Son söz olarak Midilli’ ye gitmeden önce okumanıza tavsiye edebileceğim bir kitap var; Ş. Levent Deniz ve Işıl Büyükkal' ın yazdığı Midilli - Ege' nin Huzur Köşesi. Adanın tarihinden, festivallerine kadar  Midilli ile ilgili genel kültür sahibi olabileceğiniz; adayı bölge bölge  tanıyabileceğiniz özenle hazırlanmış bir eser.
http://www.dr.com.tr/Kitap/Midilli-Egenin-Huzur-Kosesi/Isil-Buyukkal/Egitim-Basvuru/Gezi/Gezi-Anlatimi/urunno=0000000651709



 Midilli hakkında 5 şey

Yemekler Yunanistan genelinde olduğu gibi çok başarılı ve fiyatlar makul. Bütün gezi boyunca tıka basa yersek bile adam başı 20 EUR civarında kaldı.

Yunanistan’ ın en büyük 3. Adası olduğu için 1 hafta boyunca yeni yerler görmek mümkün. O yüzden 1 hafta kalırsak sıkılır mıyız diye çekinmenize gerek yok.

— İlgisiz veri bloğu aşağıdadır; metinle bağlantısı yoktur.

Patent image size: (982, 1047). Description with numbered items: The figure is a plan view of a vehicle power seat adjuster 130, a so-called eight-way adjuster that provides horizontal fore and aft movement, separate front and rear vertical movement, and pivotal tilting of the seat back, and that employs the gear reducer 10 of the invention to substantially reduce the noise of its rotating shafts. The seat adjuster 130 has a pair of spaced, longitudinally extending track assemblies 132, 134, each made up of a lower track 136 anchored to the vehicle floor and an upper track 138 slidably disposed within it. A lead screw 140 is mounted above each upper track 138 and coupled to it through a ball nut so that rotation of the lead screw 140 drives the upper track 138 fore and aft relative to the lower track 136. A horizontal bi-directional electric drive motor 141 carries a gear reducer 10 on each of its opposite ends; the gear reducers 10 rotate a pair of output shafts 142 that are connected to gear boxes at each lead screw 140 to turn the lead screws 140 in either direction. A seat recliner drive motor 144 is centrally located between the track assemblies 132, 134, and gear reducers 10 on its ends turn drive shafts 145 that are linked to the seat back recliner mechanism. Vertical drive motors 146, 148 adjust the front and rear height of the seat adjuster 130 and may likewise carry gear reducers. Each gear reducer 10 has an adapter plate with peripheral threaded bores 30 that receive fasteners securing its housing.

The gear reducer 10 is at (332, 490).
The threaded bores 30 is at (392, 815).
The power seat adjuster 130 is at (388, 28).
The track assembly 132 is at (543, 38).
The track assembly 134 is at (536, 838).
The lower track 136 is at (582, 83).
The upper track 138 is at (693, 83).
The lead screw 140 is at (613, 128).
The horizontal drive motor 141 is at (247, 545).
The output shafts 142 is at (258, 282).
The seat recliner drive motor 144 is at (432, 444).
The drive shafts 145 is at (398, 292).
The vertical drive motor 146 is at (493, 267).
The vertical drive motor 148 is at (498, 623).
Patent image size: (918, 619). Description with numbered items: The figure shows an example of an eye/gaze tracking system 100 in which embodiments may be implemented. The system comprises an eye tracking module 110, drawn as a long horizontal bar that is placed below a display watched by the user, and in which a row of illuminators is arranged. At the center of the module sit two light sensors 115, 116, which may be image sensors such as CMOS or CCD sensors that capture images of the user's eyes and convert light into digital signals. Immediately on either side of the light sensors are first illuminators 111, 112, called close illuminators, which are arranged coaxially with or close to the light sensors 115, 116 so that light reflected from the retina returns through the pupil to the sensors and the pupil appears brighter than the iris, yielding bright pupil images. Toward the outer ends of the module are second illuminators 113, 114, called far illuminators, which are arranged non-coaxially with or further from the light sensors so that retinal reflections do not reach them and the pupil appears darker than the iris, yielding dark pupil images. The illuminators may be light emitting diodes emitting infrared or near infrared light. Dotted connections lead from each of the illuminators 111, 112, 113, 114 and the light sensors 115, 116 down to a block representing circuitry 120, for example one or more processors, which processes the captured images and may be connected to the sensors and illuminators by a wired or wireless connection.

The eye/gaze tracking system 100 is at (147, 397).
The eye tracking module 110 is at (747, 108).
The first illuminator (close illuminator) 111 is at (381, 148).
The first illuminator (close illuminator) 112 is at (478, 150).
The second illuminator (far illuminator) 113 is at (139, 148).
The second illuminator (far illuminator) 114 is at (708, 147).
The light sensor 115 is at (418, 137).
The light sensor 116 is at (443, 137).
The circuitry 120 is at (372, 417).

Bütün plajlarda ücretsiz duş bulunuyor, çoğunda şezlong ve şemsiye için de ücret ödeminize gerek yok, yalnızca plajdaki büfeden alış veriş yapmanız karşılığında kullanabiliyorsunuz.

Denize girmek dışında görülebilecek ilgi çekici manastırlar ve dağ köyleri mevcut.

Yollar bozuk ama trafik veya park yeri problemi, trafik çevirmesi yok zaten bütün gezi boyunca trafik polisi de görmedik. Otoparklar da ücretsiz.